While in the UK, Abhinav interned at the Global Equities desk at Aberdeen Standard Investments and worked with Oxera Counsulting, an economic consulting firm advising government bodies and corporations on finance and economic issues.  “My internship at Aberdeen helped me work closely with experienced fund managers and I learnt to develop a framework to build a bottom-up understanding of a company. While at Oxera, I got to use my knowledge of econometric modeling and learnt to provide solutions backed by concrete financial data,” he stated.


Abhinav was keen on exploring his interest in the intersection of tech and finance. A few cold calls to various Fintech firms then led him to Wanchain, an early-stage startup working on blockchain technology. He took on multiple roles while working there, which included working closely on growing the business via strategic partnerships, building the product as well as sourcing and evaluating startups for their incubator which funded companies building apps on their blockchain infrastructure.

This experience working closely with entrepreneurs at an early-stage incubator was an eye-opening experience that led him to the world of venture capital.  “The opportunity to meet entrepreneurs building exciting new solutions for a large market like our country was extremely exciting” . He took up an internship with Morningside, a Chinese Venture Capital fund looking to enter the Indian market. 

As of today, Abhinav works as a Senior Investment Analyst at a tech-focused venture capital fund called VentureEast in Bangalore. At VenturEast, he is responsible for building investment theses for various sectors, sourcing tech startups looking to raise capital and assess them based on their fit to these theses and recommend them for investment. Post investment, the fund plays a role in assisting their start-ups as an advisor and helps with tasks such as hiring and fundraising.
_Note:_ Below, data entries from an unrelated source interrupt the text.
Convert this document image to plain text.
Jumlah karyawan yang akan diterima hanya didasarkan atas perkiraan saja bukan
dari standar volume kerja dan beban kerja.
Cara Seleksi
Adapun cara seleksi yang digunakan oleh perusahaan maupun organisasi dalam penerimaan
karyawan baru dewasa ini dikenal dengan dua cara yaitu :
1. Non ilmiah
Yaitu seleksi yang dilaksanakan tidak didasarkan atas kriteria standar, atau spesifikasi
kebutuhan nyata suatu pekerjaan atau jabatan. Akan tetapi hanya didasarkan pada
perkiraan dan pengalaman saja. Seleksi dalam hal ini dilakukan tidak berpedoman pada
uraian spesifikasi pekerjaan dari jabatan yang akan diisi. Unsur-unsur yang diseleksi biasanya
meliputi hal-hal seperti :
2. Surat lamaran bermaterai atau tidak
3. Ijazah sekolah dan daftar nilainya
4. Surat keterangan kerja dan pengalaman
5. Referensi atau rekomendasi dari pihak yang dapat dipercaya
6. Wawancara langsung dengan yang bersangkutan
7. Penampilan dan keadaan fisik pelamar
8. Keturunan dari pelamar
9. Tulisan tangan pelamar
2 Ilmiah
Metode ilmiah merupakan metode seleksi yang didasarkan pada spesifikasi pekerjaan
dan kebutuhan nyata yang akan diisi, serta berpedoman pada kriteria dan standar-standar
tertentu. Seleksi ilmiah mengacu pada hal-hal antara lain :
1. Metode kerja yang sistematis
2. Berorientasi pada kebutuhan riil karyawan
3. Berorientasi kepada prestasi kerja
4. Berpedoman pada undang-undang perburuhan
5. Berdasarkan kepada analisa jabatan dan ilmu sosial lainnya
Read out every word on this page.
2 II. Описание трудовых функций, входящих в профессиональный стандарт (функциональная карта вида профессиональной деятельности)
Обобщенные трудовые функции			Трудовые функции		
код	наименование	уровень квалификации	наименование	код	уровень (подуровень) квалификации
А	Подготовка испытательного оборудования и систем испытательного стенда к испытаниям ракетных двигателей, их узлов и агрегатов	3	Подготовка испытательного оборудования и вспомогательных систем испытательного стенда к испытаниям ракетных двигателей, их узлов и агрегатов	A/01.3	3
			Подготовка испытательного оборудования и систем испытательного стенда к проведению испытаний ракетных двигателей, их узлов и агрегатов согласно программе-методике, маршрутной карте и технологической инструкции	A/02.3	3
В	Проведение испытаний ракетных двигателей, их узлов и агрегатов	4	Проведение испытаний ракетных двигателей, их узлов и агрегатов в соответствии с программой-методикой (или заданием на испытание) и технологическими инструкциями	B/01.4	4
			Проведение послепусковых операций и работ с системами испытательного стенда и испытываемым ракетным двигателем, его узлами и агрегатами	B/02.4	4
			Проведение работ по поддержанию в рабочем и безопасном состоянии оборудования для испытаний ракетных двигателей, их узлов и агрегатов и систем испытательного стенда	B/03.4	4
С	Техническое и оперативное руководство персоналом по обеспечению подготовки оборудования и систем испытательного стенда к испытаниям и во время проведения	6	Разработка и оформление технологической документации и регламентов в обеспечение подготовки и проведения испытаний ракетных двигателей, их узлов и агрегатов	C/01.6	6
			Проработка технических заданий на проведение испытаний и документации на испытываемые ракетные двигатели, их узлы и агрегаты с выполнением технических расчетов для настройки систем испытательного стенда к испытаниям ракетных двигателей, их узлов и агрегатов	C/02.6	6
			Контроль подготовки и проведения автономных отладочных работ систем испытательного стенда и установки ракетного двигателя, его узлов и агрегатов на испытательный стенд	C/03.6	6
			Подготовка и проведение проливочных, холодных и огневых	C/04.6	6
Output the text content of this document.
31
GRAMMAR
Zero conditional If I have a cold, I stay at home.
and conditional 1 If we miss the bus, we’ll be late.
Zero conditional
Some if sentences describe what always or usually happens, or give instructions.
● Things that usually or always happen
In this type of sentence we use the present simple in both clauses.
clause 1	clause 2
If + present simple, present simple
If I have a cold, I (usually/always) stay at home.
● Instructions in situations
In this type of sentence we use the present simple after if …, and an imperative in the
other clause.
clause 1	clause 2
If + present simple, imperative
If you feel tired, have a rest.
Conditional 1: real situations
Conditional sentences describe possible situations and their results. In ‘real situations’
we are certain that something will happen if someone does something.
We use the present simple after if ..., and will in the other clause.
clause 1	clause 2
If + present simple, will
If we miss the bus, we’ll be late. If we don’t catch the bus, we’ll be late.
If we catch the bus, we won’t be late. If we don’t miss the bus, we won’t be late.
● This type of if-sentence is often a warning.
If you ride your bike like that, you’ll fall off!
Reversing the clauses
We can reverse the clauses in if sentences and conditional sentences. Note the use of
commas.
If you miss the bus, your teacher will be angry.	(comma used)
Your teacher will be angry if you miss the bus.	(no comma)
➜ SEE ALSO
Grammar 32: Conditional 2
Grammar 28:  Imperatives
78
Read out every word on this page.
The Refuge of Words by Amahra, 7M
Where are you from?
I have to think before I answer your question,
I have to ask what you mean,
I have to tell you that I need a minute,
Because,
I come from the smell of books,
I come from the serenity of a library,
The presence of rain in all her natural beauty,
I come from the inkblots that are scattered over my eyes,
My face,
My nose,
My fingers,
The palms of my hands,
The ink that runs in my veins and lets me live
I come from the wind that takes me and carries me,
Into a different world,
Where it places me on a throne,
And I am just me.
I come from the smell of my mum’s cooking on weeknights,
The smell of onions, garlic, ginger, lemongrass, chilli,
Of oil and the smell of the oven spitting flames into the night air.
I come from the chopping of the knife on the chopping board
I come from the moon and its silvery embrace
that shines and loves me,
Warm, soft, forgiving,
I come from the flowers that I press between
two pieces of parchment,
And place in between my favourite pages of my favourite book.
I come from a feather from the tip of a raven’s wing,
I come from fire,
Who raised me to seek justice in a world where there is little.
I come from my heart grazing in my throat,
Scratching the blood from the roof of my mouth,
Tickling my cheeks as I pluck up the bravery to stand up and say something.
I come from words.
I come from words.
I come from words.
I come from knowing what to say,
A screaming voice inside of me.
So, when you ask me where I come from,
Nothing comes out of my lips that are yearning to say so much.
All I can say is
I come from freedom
On career advice for college students…

When asked whether one should always have a clear cut plan in life, Abhinav emphasises the value in setting medium term goals that you are excited to work towards. “The best thing one can do in university is speak to people who are doing the kind of work you think you’d like to be doing in the medium term.” Having a clear cut goal makes the profile building process easier as you have an unambiguous idea of the skills and internships you need.

When asked about what advice he would give to undergrads in terms of profile building, he stressed the importance of professional experience. “For those academically inclined, a Master’s program is an easy decision. However, if you’re looking to do a Master’s abroad to get a job in the country, work experience before your masters, preferably at a globally recognized brand, is highly recommended.” Abhinav recommends contacting career services months prior to the start of the program, as they can connect you with alumni working in the areas you are targeting. 

Advice for students on dealing with the pandemic and the poor environment for jobs and internships

“It is okay to not be interning at the moment. Just understand that it is a consequence of the situation.  What you can do is to broaden the list of firms you are targeting and have conversations with people. You never know what may work out”

He advises students to look for jobs in niches they hadn’t previously considered. For example, the pandemic has led to significant growth for startups in the digital health and education sectors. Further, it is valuable to be well researched before cold-emailing companies and to be thinking about the value one can add. Mentioning these skills creatively would improve your chances of receiving a response.